Opposition leader Isaac Herzog addresses the annual Herzliya Conference, June 7, 2015. (photo: Erez Harodi/Herzliya Conference)
Opposition leader Isaac Herzog addresses the annual Herzliya Conference, June 7, 2015. (photo: Erez Harodi/Herzliya Conference)

Herzog also criticized the Netanyahu’s government for being too soft on the Gaza Strip, where he claims the government is only bombing empty spaces rather than human beings.

“That is the kind of co-existence that is possible right now,” Herzog told the crowd, as if Zilberstein and Yaniv themselves wrote the speech. There is nothing “new” in Herzog’s vision — upon closer examination it looks to be the Netanyahu doctrine on steroids. More than that, however, it is reminder not only that the Israeli Left has never fully recovered from Barak’s self-sabotage, but that it has played a crucial role — perhaps just as crucial as the Right — in burying any chances for the two-state solution.

One couldn’t help but laugh along with Prime Minister Netanyahu last week when he mocked Herzog in the Knesset plenum: “Good morning Buji, I’m glad you have woken up.
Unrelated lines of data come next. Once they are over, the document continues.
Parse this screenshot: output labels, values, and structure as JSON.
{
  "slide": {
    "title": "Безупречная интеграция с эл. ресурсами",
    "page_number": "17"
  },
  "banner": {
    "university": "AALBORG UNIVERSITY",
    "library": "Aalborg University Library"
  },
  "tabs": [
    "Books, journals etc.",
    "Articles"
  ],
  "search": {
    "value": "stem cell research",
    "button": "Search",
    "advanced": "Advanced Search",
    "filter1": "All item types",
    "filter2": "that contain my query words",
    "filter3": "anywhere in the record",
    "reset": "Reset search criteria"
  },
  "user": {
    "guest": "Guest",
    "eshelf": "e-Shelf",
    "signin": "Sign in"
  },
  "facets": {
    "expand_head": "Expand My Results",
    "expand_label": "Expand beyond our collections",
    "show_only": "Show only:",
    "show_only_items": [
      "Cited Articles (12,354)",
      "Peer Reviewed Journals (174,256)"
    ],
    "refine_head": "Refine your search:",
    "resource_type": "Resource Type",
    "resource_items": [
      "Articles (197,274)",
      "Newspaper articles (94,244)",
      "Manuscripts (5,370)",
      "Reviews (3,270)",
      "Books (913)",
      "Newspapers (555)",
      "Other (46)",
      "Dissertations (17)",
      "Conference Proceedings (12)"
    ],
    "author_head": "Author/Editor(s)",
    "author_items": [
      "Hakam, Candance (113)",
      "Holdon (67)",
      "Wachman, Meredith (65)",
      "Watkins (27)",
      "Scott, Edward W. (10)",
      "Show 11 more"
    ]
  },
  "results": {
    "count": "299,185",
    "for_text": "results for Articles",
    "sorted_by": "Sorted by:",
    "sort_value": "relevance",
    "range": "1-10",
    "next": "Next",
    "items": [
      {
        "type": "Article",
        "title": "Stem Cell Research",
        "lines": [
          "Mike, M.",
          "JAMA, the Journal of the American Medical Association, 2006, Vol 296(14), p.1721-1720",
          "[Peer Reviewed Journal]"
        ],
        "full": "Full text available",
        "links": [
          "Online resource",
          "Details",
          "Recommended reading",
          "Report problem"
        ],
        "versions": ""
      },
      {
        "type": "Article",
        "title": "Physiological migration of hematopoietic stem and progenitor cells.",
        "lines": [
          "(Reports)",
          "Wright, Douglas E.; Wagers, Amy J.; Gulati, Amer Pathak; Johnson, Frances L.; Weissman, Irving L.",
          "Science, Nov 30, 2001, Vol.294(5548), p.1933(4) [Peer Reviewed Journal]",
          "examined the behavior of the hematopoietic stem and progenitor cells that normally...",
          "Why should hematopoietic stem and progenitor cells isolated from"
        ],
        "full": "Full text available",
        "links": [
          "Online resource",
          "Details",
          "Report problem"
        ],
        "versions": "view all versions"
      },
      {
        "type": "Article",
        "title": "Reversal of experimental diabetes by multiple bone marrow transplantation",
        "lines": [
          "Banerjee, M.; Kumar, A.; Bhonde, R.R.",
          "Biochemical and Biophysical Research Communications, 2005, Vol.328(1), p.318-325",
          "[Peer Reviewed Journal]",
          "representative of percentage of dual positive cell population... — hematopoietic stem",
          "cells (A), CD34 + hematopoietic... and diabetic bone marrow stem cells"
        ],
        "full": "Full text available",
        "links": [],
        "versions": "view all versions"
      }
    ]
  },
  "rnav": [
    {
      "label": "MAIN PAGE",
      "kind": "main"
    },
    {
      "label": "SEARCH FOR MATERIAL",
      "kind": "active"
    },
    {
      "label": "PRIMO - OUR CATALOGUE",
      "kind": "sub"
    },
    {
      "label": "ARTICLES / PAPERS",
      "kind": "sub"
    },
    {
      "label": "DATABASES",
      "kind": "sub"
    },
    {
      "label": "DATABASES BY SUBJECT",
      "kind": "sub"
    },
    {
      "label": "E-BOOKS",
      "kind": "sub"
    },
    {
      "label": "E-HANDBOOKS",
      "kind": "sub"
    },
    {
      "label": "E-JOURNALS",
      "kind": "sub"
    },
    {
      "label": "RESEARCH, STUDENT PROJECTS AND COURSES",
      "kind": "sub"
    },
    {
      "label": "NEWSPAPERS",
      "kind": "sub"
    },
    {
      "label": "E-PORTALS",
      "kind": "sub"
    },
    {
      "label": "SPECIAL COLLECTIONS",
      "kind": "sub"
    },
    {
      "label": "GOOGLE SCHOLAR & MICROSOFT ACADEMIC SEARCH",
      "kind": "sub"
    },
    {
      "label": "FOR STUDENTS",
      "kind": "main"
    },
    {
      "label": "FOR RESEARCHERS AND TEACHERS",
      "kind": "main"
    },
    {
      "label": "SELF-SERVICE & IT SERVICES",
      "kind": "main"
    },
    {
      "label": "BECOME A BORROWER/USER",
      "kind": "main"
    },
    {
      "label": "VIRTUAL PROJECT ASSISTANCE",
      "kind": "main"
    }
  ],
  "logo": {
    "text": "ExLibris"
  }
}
Good morning Labor, welcome to the Middle East. The alarm clock has rung and maybe you’re beginning to understand where we live.”

In some sense, one can chalk up Netanyahu’s seemingly endless grip on the premiership to the groundwork laid years ago by Herzog’s own party. Instead of proposing a real end to Israel’s military dictatorship in the West Bank, Herzog proposes a plan built on 15-year-old stilts made of spin that should have collapsed long ago. Instead of calling on his opposition to put up a fight against ethnic separation, Herzog and his party have doubled down and adopted the “no partner” adage in a cynical attempt to sway voters away from Netanyahu.

When it comes to received political wisdom, narrative nearly always wins over facts. But for those who believe Palestinians and Israelis can live in this land as equals, the truth is essential. And when our so-called leaders — the ones who call themselves “leftists” — try to convince us otherwise with spin and lies, it’s on us to fight back.